Dans la pénombre de la cabane, elles échangèrent quelques larmes et autant de baisers. Si ce foyer restait derrière elles, elles n’en éprouvèrent aucun désespoir. Un autre les attendait quelque part, sur une autre branche d’Yggdrasil. Un lendemain radieux suivrait. Il fallait seulement traverser l’orage pour l’atteindre.
Elles rejoignirent Torunn dehors. En dédommagement de sa patience, la sorcière exigea de Skadi un récit détaillé du banquet que cette dernière ne prit aucun plaisir à lui livrer.
Le sentier longeait un ruisseau qui trouvait sa source par-delà le territoire des Ases. Le parfum de l'herbe fraîche, gorgée de rosée, se mêlait à celui des fleurs sauvages qui parsemaient la vallée. Les premières abeilles sortaient de leur léthargie hivernale. Dans cet endroit colonisé par les descendants d’Odin, persistait encore un peu de beauté. Tanagra préférait s’en imprégner plutôt que de lever les yeux vers le sommet de la colline que le Sanctuaire de Baldr dénaturait.
Le marbre blanc, la poussière d'or sur les pavés de la cour, le granit lisse des statues à son effigie, l'eau translucide des fontaines de ses jardins renvoyaient au soleil un reflet éblouissant. Baldr se voyait comme l'astre d'Asgard et, incapable de s'en contenter, il fallait qu'il le vomisse au continent tout entier ; même le ciel en faisait les frais.
Torunn ne se laissa pas impressionner. Ce qui avait été bâti mentait. La vérité s'exprimait dans les buissons hirsutes, dans les mauvaises herbes envahissant les parterres jadis fleuris et ordonnés, dans les tâches d'humidité qui vieillissaient les pierres et dans la mousse qui en grignotaient le mortier.

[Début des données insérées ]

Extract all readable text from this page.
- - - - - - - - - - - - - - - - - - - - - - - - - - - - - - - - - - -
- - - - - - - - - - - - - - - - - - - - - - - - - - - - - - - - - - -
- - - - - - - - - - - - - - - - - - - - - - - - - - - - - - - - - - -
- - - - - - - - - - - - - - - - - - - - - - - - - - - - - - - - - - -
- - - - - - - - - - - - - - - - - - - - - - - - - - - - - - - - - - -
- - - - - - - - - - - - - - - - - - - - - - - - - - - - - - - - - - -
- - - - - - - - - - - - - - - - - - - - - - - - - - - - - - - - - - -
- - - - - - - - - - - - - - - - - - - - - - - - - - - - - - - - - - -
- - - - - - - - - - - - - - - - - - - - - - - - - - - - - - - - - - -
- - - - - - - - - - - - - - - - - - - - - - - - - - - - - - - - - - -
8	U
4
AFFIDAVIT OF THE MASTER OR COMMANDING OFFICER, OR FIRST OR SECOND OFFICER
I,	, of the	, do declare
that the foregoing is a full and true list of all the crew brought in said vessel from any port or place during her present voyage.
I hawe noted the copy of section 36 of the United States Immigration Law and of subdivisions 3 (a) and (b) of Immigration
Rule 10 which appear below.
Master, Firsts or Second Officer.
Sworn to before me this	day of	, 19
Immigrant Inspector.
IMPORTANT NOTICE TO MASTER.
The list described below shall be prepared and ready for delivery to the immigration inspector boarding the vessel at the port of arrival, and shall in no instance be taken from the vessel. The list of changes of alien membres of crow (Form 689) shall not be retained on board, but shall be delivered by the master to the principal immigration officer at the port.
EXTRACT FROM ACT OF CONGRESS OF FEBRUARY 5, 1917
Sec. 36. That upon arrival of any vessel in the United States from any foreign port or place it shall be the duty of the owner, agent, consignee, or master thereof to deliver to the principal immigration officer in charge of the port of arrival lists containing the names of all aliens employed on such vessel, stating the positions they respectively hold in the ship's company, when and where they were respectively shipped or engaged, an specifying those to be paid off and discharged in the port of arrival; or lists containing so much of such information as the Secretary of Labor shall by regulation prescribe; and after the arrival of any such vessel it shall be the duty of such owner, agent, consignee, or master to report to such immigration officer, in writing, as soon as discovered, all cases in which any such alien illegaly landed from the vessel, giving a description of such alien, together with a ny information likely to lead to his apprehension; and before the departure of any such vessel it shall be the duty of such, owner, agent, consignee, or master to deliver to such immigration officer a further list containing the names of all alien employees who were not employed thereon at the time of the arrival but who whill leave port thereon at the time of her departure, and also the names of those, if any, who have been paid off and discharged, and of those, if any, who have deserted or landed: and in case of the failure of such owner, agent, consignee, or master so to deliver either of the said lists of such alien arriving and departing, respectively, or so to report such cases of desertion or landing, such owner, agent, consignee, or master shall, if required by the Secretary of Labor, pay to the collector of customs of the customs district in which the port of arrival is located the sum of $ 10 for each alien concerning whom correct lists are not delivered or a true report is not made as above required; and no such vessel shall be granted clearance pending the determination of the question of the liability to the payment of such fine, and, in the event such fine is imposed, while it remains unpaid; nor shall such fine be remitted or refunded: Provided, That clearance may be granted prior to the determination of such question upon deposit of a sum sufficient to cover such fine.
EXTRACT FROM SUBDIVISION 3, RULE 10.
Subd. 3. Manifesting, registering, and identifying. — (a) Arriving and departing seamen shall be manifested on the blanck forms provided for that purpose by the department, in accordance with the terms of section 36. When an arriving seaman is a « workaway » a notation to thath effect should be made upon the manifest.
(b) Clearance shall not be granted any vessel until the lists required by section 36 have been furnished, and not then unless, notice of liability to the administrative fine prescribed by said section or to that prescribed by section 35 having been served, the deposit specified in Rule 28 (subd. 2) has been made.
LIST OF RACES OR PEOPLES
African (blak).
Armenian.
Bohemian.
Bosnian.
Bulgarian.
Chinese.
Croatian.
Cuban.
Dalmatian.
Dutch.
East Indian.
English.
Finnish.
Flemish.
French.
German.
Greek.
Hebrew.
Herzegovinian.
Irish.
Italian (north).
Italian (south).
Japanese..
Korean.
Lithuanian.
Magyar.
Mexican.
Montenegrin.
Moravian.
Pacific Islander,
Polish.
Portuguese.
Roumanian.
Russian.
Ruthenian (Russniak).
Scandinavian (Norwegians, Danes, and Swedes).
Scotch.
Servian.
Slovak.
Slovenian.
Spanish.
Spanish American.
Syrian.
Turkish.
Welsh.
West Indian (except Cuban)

Colosse minéral dont l'arrogance se voyait châtiée par une nature discrète et étrangère à la résilience.
Les trois complices s'arrêtèrent en même temps. Fragmenté en mille rayons par le prisme d'autant de diamants, le soleil leur avait dissimulé celle qui les attendait. Assise sur le socle d'une statue avantageuse du dieu de la Beauté, haute comme dix hommes et placée au centre de la cour, la silhouette replète de Sif se découpait à contre-jour.
Skadi referma aussitôt la main sur sa dague.
« Qu'est-ce que tu fiches ici, Princesse ?
Sif se tordait les mains, mal à l'aise.
— Eh bien, je suis venue vous empêcher de faire une... une bêtise.
— Et tu es venue toute seule ?
— Pour être franche je m'attendais à ne trouver que Torunn, confessa-t-elle.
— Il faut croire que mon cher mari a fait plus de mal que tu ne le crois. Aller, pousse-toi. »
Skadi fonça droit sur Sif qui, à son grand étonnement, ne céda pas.
« Je t'en prie Skadi ! Ne fais pas ça !
— Si tu aimais tant Baldr, tu n'avais qu'à l'épouser !
— Ce n'est pas pour lui que je suis ici.
— Ah non ? S'étonna Torunn avec un brin de moquerie.
— Pour Frigga. Je suis là pour elle. Baldr est tout ce qu'elle a.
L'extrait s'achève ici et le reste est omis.